Wednesday, July 18, 2007

how do i live...

"how do i live"..sung by lee ann rimes..the soundtrack of the movie title 'con air'..

i like this song,i think itz meaningful as to the movie too..i had once been fall in love with this song cos it describes how i feel towards a guy that played a pretty important in my life..he influenced me much..however,i stil think that this guy is so chun til i keep comparing him to other guys..hehe!
anyway,it has been a fully occupied for the week,i feel really tiring though,but the joy is worth for me to bring my keyboard from my room all the way to my campus,taking up the risk of letting my keyboard stay nights and nights at the student council room, reaching campus every morning to get the boof set up nicely,even had destroyed some of the campus properties...hahah!but i really enjoyed the club week..but i want it to be end up as soon as possible..on the other hand,im afraid that i have no chance to see him more often as in how we are seeing each other everyday...isint it stupid?

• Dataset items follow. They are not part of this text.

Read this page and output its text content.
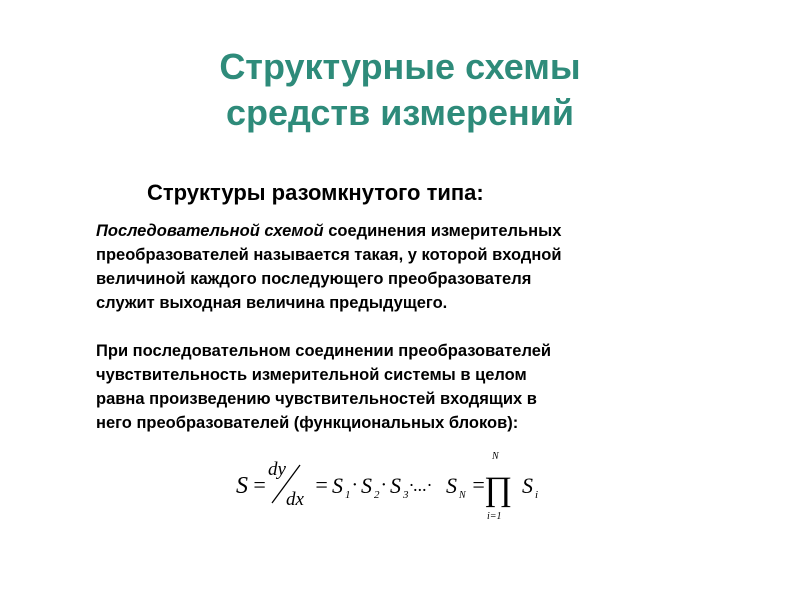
Структурные схемы
средств измерений
Структуры разомкнутого типа:
Последовательной схемой соединения измерительных
преобразователей называется такая, у которой входной
величиной каждого последующего преобразователя
служит выходная величина предыдущего.
При последовательном соединении преобразователей
чувствительность измерительной системы в целом
равна произведению чувствительностей входящих в
него преобразователей (функциональных блоков):
S =
dy
dx
= S 1 · S 2 · S 3 ·...· S N =
N
∏
i=1
S i
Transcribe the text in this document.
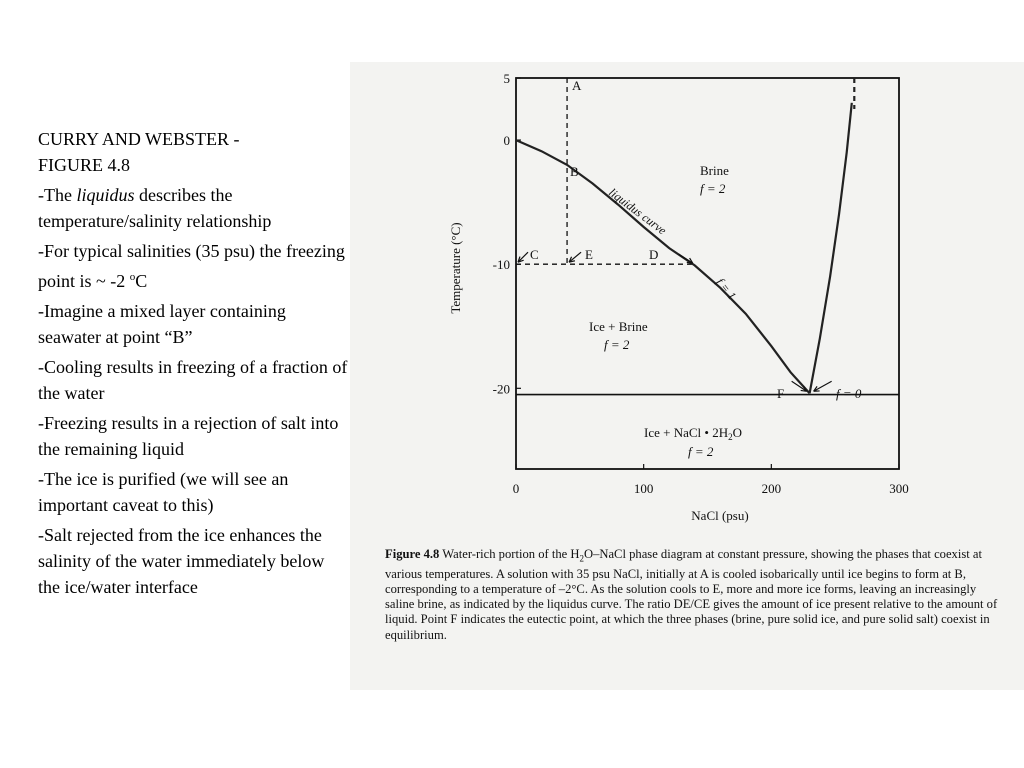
CURRY AND WEBSTER -
FIGURE 4.8

-The liquidus describes the temperature/salinity relationship

-For typical salinities (35 psu) the freezing point is ~ -2 $^o$C

-Imagine a mixed layer containing seawater at point “B”

-Cooling results in freezing of a fraction of the water

-Freezing results in a rejection of salt into the remaining liquid

-The ice is purified (we will see an important caveat to this)

-Salt rejected from the ice enhances the salinity of the water immediately below the ice/water interface

0	100	200	300
5
0
-10
-20
Temperature (°C)
NaCl (psu)
A
B
C	E	D
F
liquidus curve
f = 1
f = 0
Brine
f = 2
Ice + Brine
f = 2
Ice + NaCl • $2H_2O$
f = 2
Figure 4.8 Water-rich portion of the $H_2O$–NaCl phase diagram at constant pressure, showing the phases that coexist at various temperatures. A solution with 35 psu NaCl, initially at A is cooled isobarically until ice begins to form at B, corresponding to a temperature of –2°C. As the solution cools to E, more and more ice forms, leaving an increasingly saline brine, as indicated by the liquidus curve. The ratio DE/CE gives the amount of ice present relative to the amount of liquid. Point F indicates the eutectic point, at which the three phases (brine, pure solid ice, and pure solid salt) coexist in equilibrium.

i tot everything will be fine..on the path..as how it was really happened..but everything seemed to be too perfect,which is out of my expectation..where i've been predicated something unpleasant like disputes would happen..somehow,itz jus so perfect!!!!!i would say itz an amaze to music club,for first time ever to have recruited many new members,to have such a chemistry among the old members,to have carried out everything in success,to have such a nice memory..i think itz a good start..that everyone of us has being so committed to the club,which i feel pretty proud of it..i have no regrets that i've requested patrick to insert our club into the list!itz awesome!!!

wel, the worst thing that i've encountered is i might be having a high possibility of repeating the same old mistake..which i have jus realised..i kept persuading myself to make things simple,but recently my brain is stucked like nobody business..i couldnt control the way i've thinking of him...perhaps,many songs remind me of him..damn it!i dun expect anything to happen,as long as the chemistry is there,we are frens..tatz wut i wish to have at all time!i dun expect him to be 'mine'..and i dun have the right to do tat..i have nothing to feel envy...perhaps itz jus nothing..jus tat i've been making things into complexity!